Batch Size and Learning Rate Scaling

The relationship between batch size and learning rate is one of the most extensively studied topics in deep learning optimization.

Linear Scaling Rule

Goyal et al. (2017) proposed the linear scaling rule: when the batch size is multiplied by k, multiply the learning rate by k as well.^[7] The intuition is that k-times larger batches average k times as many examples, so the learning rate must scale proportionally to maintain the same effective step size relative to the noise.
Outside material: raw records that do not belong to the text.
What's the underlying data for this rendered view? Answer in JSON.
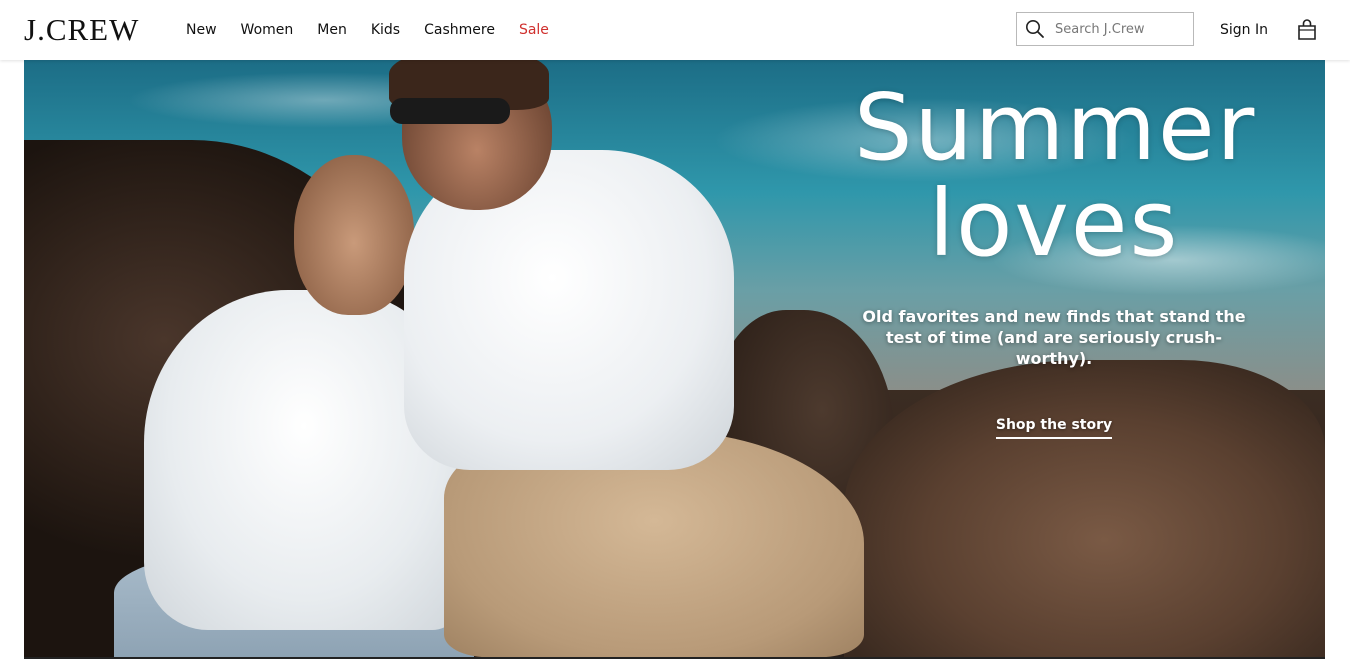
{
  "header": {
    "logo": "J.CREW",
    "nav": [
      {
        "label": "New"
      },
      {
        "label": "Women"
      },
      {
        "label": "Men"
      },
      {
        "label": "Kids"
      },
      {
        "label": "Cashmere"
      },
      {
        "label": "Sale",
        "color": "#d0302e"
      }
    ],
    "search_placeholder": "Search J.Crew",
    "sign_in": "Sign In",
    "icons": {
      "search": "search-icon",
      "bag": "shopping-bag-icon"
    }
  },
  "hero": {
    "headline_line1": "Summer",
    "headline_line2": "loves",
    "subhead_line1": "Old favorites and new finds that stand the",
    "subhead_line2": "test of time (and are seriously crush-worthy).",
    "cta": "Shop the story"
  },
  "colors": {
    "sale": "#d0302e",
    "text": "#111111"
  }
}
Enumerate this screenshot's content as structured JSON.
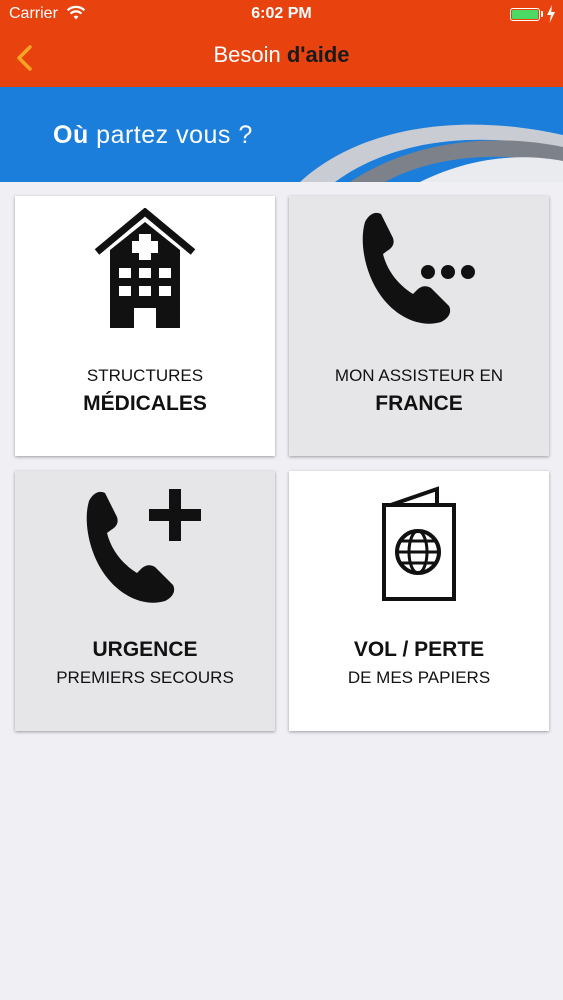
{
  "status_bar": {
    "carrier": "Carrier",
    "time": "6:02 PM"
  },
  "navbar": {
    "title_regular": "Besoin ",
    "title_bold": "d'aide"
  },
  "banner": {
    "text_bold": "Où",
    "text_regular": " partez vous ?"
  },
  "tiles": [
    {
      "line1": "STRUCTURES",
      "line2": "MÉDICALES",
      "icon": "hospital-icon"
    },
    {
      "line1": "MON ASSISTEUR EN",
      "line2": "FRANCE",
      "icon": "phone-dots-icon"
    },
    {
      "line1": "URGENCE",
      "line2": "PREMIERS SECOURS",
      "icon": "phone-plus-icon"
    },
    {
      "line1": "VOL / PERTE",
      "line2": "DE MES PAPIERS",
      "icon": "passport-icon"
    }
  ],
  "colors": {
    "header": "#e8420e",
    "banner": "#1c7edb",
    "back_arrow": "#f6a623"
  }
}
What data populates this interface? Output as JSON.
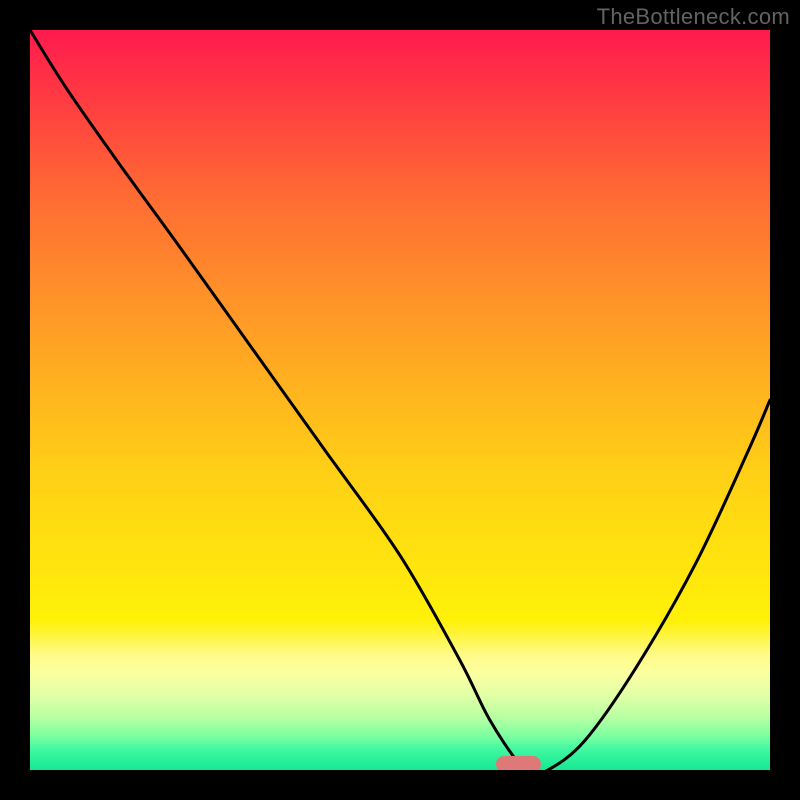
{
  "watermark": "TheBottleneck.com",
  "colors": {
    "black": "#000000",
    "curve": "#000000",
    "marker": "#dd7a77"
  },
  "chart_data": {
    "type": "line",
    "title": "",
    "xlabel": "",
    "ylabel": "",
    "x_range": [
      0,
      100
    ],
    "y_range": [
      0,
      100
    ],
    "gradient_stops": [
      {
        "pos": 0.0,
        "color": "#ff1a4e"
      },
      {
        "pos": 0.1,
        "color": "#ff3e41"
      },
      {
        "pos": 0.22,
        "color": "#ff6a34"
      },
      {
        "pos": 0.35,
        "color": "#ff8f2a"
      },
      {
        "pos": 0.48,
        "color": "#ffb21f"
      },
      {
        "pos": 0.6,
        "color": "#ffd016"
      },
      {
        "pos": 0.72,
        "color": "#ffe40e"
      },
      {
        "pos": 0.8,
        "color": "#fff108"
      },
      {
        "pos": 0.845,
        "color": "#fffb87"
      },
      {
        "pos": 0.87,
        "color": "#fcffa0"
      },
      {
        "pos": 0.9,
        "color": "#e2ffa6"
      },
      {
        "pos": 0.93,
        "color": "#b8ffa2"
      },
      {
        "pos": 0.955,
        "color": "#7dffa0"
      },
      {
        "pos": 0.975,
        "color": "#3df7a0"
      },
      {
        "pos": 1.0,
        "color": "#19e893"
      }
    ],
    "series": [
      {
        "name": "bottleneck-curve",
        "x": [
          0,
          5,
          12,
          20,
          30,
          40,
          50,
          58,
          62,
          66,
          68,
          70,
          75,
          82,
          90,
          97,
          100
        ],
        "y": [
          100,
          92,
          82,
          71,
          57,
          43,
          29,
          15,
          7,
          1,
          0,
          0,
          4,
          14,
          28,
          43,
          50
        ]
      }
    ],
    "marker": {
      "x_center": 66,
      "width_pct": 6,
      "y": 0.5
    }
  }
}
Using this rule, Goyal et al. trained ResNet-50 on ImageNet in one hour with batches of 8,192 images across 256 GPUs, achieving 76.3% validation accuracy that matched small-batch baselines. A key addition was a gradual warmup scheme: starting with a small learning rate and linearly increasing it to the target over the first few epochs, preventing the large learning rate from destabilizing the randomly initialized model.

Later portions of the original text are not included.